Space: Above And Beyond – Who Monitors the Birds?

I don’t think it’s too early for me to say that I am enjoying this show less than I did Earth 2, but I’m not yet ready to claim this is a bad show, and certainly they’re able to try some interesting things. Large swathes of this episode are without dialogue and, even if there is some clearly-mandated-by-higher-ups clumsy narration at the beginning, I found this to be a bold choice for television of the era.

One of our top two favourite handsome In-Vitro cast members, Cooper Hawkes, gets to star in this one. He’s recruited for a secret mission that goes badly and he winds up stranded on a Chig-occupied planet waiting for extraction that he may or may not be able to get to. Hawkes spends a lot of this episode killing Chigs and being haunted by a corpsey sexylady (who, being bad at faces, I didn’t realize was played by the same actor as Vansen until after, and I don’t know what is relevant about that to the scenario).

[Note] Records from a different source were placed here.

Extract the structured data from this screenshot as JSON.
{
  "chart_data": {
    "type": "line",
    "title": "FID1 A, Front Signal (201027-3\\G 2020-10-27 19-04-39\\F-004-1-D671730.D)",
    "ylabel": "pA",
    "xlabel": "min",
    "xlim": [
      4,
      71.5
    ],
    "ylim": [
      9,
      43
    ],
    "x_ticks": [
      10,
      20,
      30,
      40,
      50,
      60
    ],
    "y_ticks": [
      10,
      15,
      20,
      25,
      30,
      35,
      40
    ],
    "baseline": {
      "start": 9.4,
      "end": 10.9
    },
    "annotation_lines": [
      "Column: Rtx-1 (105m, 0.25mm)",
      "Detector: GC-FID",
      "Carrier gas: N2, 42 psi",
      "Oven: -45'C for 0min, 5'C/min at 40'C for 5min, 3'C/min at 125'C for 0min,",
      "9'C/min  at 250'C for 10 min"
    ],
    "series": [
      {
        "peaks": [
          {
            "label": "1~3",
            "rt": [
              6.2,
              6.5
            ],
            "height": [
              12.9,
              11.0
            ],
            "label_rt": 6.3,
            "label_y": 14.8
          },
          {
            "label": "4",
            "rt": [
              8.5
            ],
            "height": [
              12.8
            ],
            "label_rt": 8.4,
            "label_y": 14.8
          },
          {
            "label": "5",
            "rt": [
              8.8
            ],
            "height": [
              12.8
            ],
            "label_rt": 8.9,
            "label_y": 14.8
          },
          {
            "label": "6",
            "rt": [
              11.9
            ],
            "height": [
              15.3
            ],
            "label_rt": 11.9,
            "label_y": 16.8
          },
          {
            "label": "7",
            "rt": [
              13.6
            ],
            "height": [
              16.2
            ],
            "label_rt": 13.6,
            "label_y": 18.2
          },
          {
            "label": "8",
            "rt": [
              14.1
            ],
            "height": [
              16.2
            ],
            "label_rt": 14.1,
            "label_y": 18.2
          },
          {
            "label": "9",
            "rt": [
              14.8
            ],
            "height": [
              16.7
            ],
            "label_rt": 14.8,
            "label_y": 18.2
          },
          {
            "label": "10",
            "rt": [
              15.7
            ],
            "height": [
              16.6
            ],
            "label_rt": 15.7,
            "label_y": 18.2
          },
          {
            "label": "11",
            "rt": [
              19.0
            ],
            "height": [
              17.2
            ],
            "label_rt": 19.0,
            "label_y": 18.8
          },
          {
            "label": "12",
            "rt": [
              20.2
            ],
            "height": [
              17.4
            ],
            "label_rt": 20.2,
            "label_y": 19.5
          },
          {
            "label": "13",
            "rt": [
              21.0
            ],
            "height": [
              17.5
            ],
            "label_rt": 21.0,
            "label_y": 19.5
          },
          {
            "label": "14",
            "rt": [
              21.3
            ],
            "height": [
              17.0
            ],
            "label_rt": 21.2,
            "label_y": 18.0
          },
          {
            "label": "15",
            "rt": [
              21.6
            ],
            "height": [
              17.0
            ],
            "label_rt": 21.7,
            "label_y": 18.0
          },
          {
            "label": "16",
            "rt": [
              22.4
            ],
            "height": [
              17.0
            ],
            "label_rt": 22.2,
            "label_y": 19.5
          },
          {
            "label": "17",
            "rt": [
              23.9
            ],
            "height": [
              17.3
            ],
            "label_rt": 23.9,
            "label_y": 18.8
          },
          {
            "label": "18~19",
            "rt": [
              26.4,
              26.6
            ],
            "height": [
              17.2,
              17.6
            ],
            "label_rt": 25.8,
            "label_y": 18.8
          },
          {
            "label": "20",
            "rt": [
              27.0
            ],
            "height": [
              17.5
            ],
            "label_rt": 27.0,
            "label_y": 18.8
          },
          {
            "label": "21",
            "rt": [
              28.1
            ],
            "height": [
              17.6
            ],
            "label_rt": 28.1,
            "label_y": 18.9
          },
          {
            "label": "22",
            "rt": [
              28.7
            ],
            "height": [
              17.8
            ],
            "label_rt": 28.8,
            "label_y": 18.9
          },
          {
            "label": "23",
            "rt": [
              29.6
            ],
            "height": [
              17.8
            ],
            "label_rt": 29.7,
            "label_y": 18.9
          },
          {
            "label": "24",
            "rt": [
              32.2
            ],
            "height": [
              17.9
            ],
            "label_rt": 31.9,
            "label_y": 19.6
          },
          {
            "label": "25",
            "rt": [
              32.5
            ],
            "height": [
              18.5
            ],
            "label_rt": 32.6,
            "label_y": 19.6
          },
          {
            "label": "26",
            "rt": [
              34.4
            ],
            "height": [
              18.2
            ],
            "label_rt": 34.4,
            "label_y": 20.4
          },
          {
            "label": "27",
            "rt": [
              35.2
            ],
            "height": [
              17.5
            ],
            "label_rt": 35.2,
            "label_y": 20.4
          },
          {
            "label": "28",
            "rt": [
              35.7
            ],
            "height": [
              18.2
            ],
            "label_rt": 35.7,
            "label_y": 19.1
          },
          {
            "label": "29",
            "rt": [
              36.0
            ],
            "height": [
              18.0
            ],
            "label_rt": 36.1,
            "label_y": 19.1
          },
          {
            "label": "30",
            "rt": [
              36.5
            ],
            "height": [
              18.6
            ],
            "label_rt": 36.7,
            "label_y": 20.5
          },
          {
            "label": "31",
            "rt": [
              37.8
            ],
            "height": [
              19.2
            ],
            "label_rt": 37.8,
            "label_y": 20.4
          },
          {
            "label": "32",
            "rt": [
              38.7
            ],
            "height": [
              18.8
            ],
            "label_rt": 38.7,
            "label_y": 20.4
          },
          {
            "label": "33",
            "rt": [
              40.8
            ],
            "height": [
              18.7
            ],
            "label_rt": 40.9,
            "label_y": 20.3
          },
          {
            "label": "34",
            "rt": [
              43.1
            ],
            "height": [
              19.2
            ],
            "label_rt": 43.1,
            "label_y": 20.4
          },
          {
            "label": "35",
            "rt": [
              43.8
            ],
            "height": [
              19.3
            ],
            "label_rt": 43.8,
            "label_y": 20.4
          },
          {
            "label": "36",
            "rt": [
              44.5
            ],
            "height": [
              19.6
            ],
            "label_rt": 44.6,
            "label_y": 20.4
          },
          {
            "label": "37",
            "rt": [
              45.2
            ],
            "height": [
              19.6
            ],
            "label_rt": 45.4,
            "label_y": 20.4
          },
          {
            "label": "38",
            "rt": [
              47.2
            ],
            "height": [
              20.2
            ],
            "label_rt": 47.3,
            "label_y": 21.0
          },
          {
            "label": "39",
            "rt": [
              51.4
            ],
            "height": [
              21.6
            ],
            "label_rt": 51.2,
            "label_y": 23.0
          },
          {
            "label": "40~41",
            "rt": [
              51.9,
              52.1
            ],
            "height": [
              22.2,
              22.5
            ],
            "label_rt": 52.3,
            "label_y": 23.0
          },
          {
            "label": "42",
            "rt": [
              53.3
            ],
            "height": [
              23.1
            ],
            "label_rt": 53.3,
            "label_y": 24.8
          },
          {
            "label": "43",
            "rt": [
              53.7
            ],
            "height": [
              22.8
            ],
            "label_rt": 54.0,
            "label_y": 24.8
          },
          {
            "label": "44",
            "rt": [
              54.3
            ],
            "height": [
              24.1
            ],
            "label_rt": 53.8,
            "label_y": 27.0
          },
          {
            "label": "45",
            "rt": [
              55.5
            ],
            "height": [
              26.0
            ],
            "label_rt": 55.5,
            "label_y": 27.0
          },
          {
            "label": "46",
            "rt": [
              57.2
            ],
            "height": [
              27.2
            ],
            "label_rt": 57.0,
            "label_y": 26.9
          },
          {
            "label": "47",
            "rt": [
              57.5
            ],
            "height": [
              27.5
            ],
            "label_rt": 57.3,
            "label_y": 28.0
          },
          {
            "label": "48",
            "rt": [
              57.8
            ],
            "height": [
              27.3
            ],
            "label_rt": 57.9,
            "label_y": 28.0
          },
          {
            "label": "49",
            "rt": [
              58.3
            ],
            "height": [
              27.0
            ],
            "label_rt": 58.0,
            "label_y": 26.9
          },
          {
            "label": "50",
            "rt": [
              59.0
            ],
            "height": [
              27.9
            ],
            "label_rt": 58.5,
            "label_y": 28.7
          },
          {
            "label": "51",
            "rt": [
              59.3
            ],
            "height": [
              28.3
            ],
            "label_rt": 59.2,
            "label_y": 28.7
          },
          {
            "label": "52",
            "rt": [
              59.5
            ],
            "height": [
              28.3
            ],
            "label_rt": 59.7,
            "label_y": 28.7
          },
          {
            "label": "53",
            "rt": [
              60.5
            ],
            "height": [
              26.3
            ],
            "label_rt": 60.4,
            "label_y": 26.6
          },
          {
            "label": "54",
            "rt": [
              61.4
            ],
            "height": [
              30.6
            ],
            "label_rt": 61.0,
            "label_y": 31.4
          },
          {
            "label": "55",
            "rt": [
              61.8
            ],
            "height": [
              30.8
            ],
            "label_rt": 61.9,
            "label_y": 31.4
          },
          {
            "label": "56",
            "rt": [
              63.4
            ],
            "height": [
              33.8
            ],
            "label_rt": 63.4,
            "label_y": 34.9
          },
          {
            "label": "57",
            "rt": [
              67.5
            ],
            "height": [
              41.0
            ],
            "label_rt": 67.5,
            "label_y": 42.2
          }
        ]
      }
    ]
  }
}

This is interspersed with flashbacks to Hawkes’s birth and training in the In-Vitro training facility (we see text on screen and In Vitro is apparently not hyphenated, but I ain’t changing now). We see that Hawkes first began to question the propagandistic programming they were being fed when he saw a bird (appropriate given his name) and he was considered “defective” and had to escape. All good stuff.

In the present, while stranded on the planet fighting the Chigs, he is about to kill a Chig when he notices it looking up at that planet’s equivalent of a bird (and I was very happy to see this example of alien life, I assure you). With this, Hawkes (and the viewer) finally comes to think of Chigs as persons with maybe different personalities and points of view and whatnot. Maybe it’s just that they all look exactly the same because of their armour, but I suspect that they probably have a lot of similarities to In-Vitros, who are trained from day one to be soldiers. Later Hawkes has a moment of bonding with a Chig (probably the same one who watched the bird, but how would I know). And later still, he has to fight some more and realizes that one of the ones he killed was the same one he had the moment with. It’s a shame. It’s a tragedy. It’s war.